「人間ちょぼちょぼ」の小田実がなくなった
7月30日、小田実さんがなくなった。春から「末期ガン」になっていることは知っていた。選挙報道の最中にもかかわらず「東京新聞」が何本もの追悼記事を大きく載せているのをみると、やはり社会的に大きな存在だったのだと思う。19歳で初めて社会運動をしたのが「ベ平連」だった私としては、「小田実」や「吉川勇一」(ベ平連事務局長)は忘れられない人物だ。小田実は「人間みなちょぼちょぼ」という持論を展開していたが、みんなが「みなちょぼちょぼ」という哲学をもてば、戦争も独裁も内ゲバも起きないだろう。「俺がえらいんだ。上なんだ。指導するんだ。絶対だ」というところから、不幸が始まる。ベ平連運動が、当時爆発的広がりとエネルギーを発揮したのも、その運動原理にすぐれた点にあったからだ。それは「みなちょぼちょぼ」の人間一人ひとりが主人公であるという原理で、だれかが命令してみんなが従うという運動ではなく、一人ひとりが自分の判断と創意性で運動をつくっていったことだ。「いいだしっぺ主義」と言われ、ある人が「私が◯◯ベ平連」と名乗れば運動がスタートする。実際、私もそうやってベ平連をつくった経験がある。
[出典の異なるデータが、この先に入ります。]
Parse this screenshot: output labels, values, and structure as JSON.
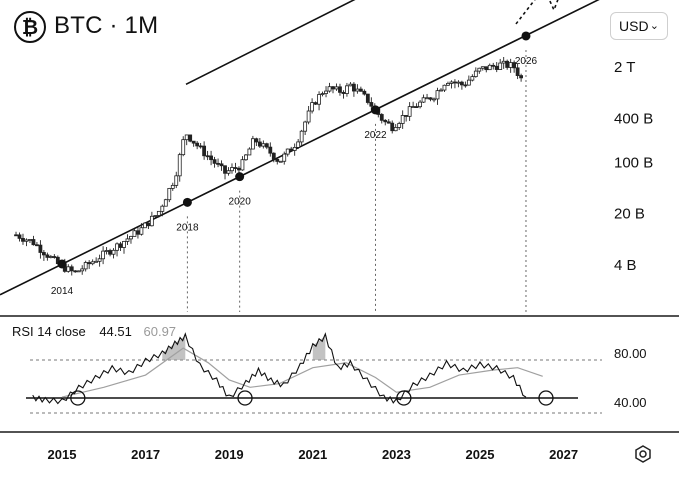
{
  "header": {
    "logo_glyph": "₿",
    "title": "BTC · 1M",
    "currency": "USD",
    "currency_icon": "chevron-down-icon"
  },
  "chart_data": [
    {
      "type": "candlestick",
      "title": "BTC · 1M",
      "y_scale": "log",
      "yticks": [
        "2 T",
        "400 B",
        "100 B",
        "20 B",
        "4 B"
      ],
      "ytick_values": [
        2000000000000,
        400000000000,
        100000000000,
        20000000000,
        4000000000
      ],
      "price_series_approx": {
        "x": [
          2013.9,
          2014.3,
          2014.9,
          2015.3,
          2015.9,
          2016.3,
          2016.9,
          2017.3,
          2017.7,
          2017.95,
          2018.3,
          2018.9,
          2019.3,
          2019.6,
          2020.0,
          2020.2,
          2020.6,
          2021.0,
          2021.3,
          2021.7,
          2021.9,
          2022.3,
          2022.7,
          2022.9,
          2023.4,
          2023.9,
          2024.2,
          2024.6,
          2025.0,
          2025.5,
          2025.8,
          2026.0
        ],
        "y": [
          10000000000,
          8000000000,
          4000000000,
          3000000000,
          5000000000,
          7000000000,
          12000000000,
          20000000000,
          60000000000,
          250000000000,
          150000000000,
          70000000000,
          90000000000,
          200000000000,
          130000000000,
          100000000000,
          180000000000,
          600000000000,
          1000000000000,
          900000000000,
          1100000000000,
          700000000000,
          350000000000,
          300000000000,
          550000000000,
          800000000000,
          1300000000000,
          1100000000000,
          1800000000000,
          2100000000000,
          2000000000000,
          1300000000000
        ]
      },
      "annotations": [
        {
          "label": "2014",
          "x": 2015.0
        },
        {
          "label": "2018",
          "x": 2018.0
        },
        {
          "label": "2020",
          "x": 2019.25
        },
        {
          "label": "2022",
          "x": 2022.5
        },
        {
          "label": "2026",
          "x": 2026.1
        }
      ],
      "channel": "upward parallel channel with dashed projected arrow"
    },
    {
      "type": "line",
      "title": "RSI 14 close",
      "legend": "RSI 14 close",
      "values_shown": [
        "44.51",
        "60.97"
      ],
      "yticks": [
        "80.00",
        "40.00"
      ],
      "ytick_values": [
        80,
        40
      ],
      "levels": [
        80,
        40
      ],
      "xticks": [
        "2015",
        "2017",
        "2019",
        "2021",
        "2023",
        "2025",
        "2027"
      ],
      "xtick_values": [
        2015,
        2017,
        2019,
        2021,
        2023,
        2025,
        2027
      ],
      "series": [
        {
          "x": [
            2014.3,
            2014.6,
            2015.0,
            2015.4,
            2015.8,
            2016.2,
            2016.6,
            2017.0,
            2017.4,
            2017.7,
            2017.95,
            2018.3,
            2018.7,
            2019.0,
            2019.4,
            2019.7,
            2020.0,
            2020.3,
            2020.7,
            2021.0,
            2021.3,
            2021.6,
            2021.9,
            2022.3,
            2022.7,
            2023.0,
            2023.4,
            2023.8,
            2024.2,
            2024.6,
            2025.0,
            2025.4,
            2025.8,
            2026.1
          ],
          "y": [
            44,
            42,
            41,
            52,
            60,
            68,
            64,
            74,
            80,
            88,
            94,
            70,
            58,
            44,
            56,
            66,
            58,
            54,
            70,
            86,
            94,
            68,
            72,
            58,
            44,
            41,
            54,
            62,
            72,
            66,
            71,
            68,
            60,
            44
          ]
        },
        {
          "x": [
            2015.0,
            2016.0,
            2017.0,
            2017.9,
            2018.5,
            2019.0,
            2019.5,
            2020.2,
            2021.0,
            2021.8,
            2022.5,
            2023.0,
            2023.8,
            2024.5,
            2025.3,
            2025.9,
            2026.5
          ],
          "y": [
            44,
            52,
            62,
            84,
            72,
            58,
            52,
            55,
            68,
            72,
            60,
            48,
            52,
            62,
            66,
            68,
            61
          ]
        }
      ],
      "circled_x": [
        2014.9,
        2018.9,
        2022.7,
        2026.1
      ]
    }
  ],
  "footer": {
    "settings_icon": "hexagon-settings-icon"
  }
}
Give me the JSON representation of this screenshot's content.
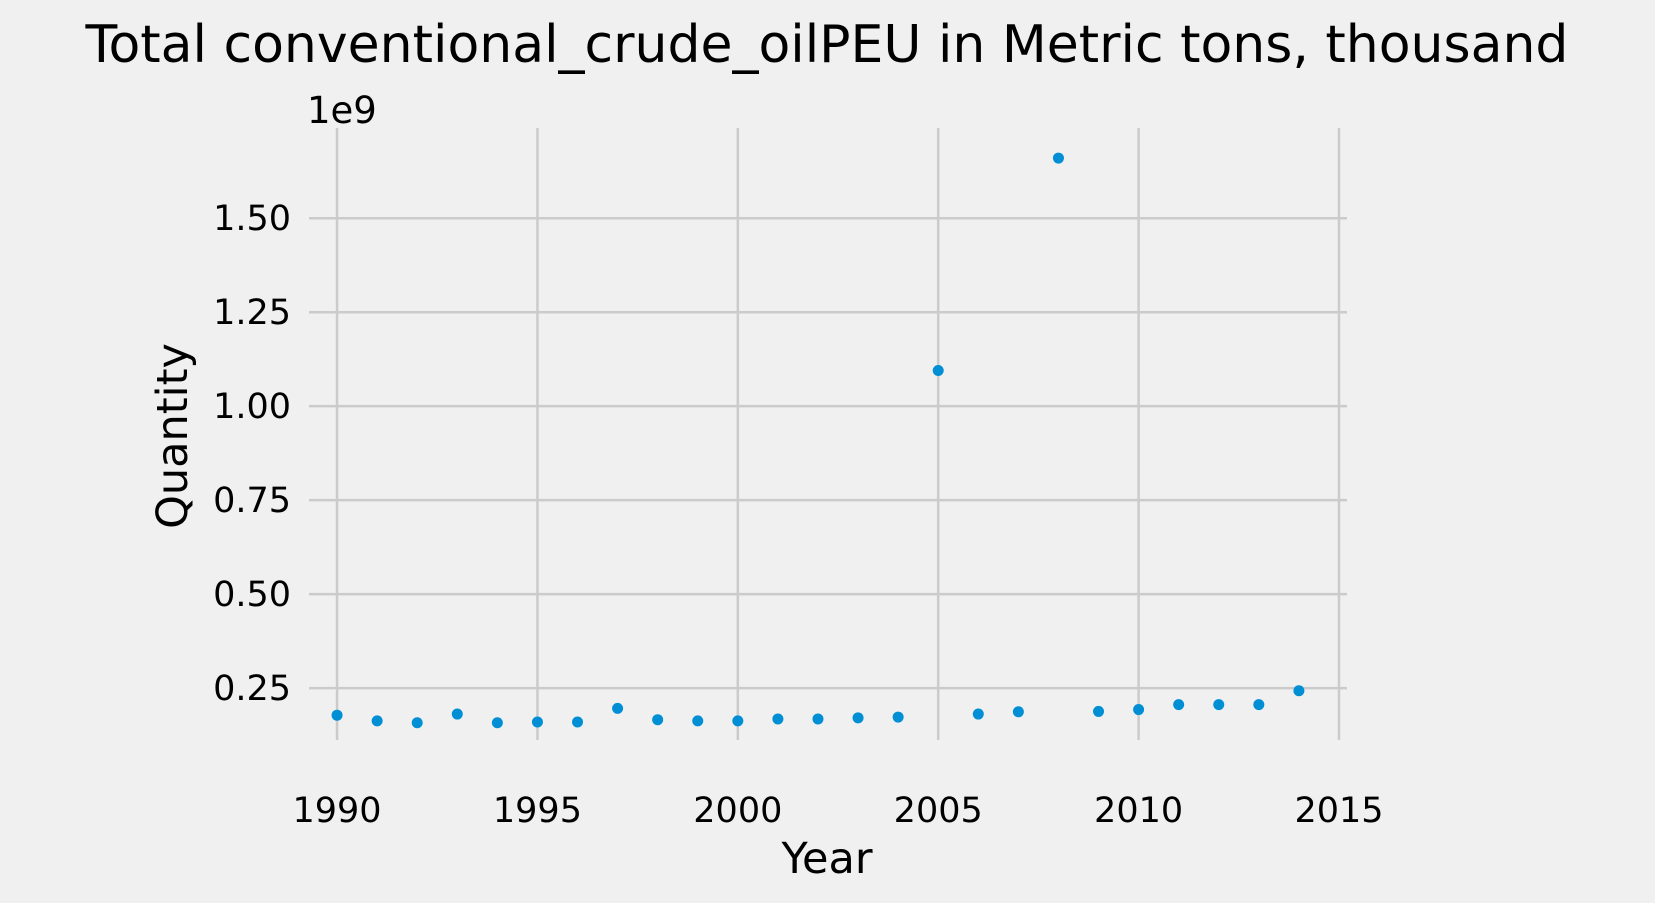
{
  "chart_data": {
    "type": "scatter",
    "title": "Total conventional_crude_oilPEU in Metric tons,  thousand",
    "xlabel": "Year",
    "ylabel": "Quantity",
    "y_offset_label": "1e9",
    "x_ticks": [
      1990,
      1995,
      2000,
      2005,
      2010,
      2015
    ],
    "y_ticks": [
      "0.25",
      "0.50",
      "0.75",
      "1.00",
      "1.25",
      "1.50"
    ],
    "xlim": [
      1989.3,
      2015.2
    ],
    "ylim": [
      0.112,
      1.74
    ],
    "y_scale_factor": 1000000000,
    "grid": true,
    "marker_color": "#008fd5",
    "background_color": "#f0f0f0",
    "grid_color": "#cbcbcb",
    "x": [
      1990,
      1991,
      1992,
      1993,
      1994,
      1995,
      1996,
      1997,
      1998,
      1999,
      2000,
      2001,
      2002,
      2003,
      2004,
      2005,
      2006,
      2007,
      2008,
      2009,
      2010,
      2011,
      2012,
      2013,
      2014
    ],
    "y": [
      0.178,
      0.163,
      0.158,
      0.181,
      0.158,
      0.16,
      0.16,
      0.196,
      0.166,
      0.163,
      0.163,
      0.168,
      0.168,
      0.171,
      0.173,
      1.095,
      0.181,
      0.187,
      1.66,
      0.188,
      0.193,
      0.206,
      0.206,
      0.206,
      0.243
    ]
  }
}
「東京新聞」(7/31)の記事の中に、こんなことも書かれていた。「(小田実が)ある国際集会に招かれ、参加者の若者たちが『インターナショナル』を歌っていた場面で小田さんは一人起立しなかった」という。右であれ左であれ、自分が納得できない価値観には従わなかった小田さん。権威主義や強制が大嫌いだったのだろう。(ラビ)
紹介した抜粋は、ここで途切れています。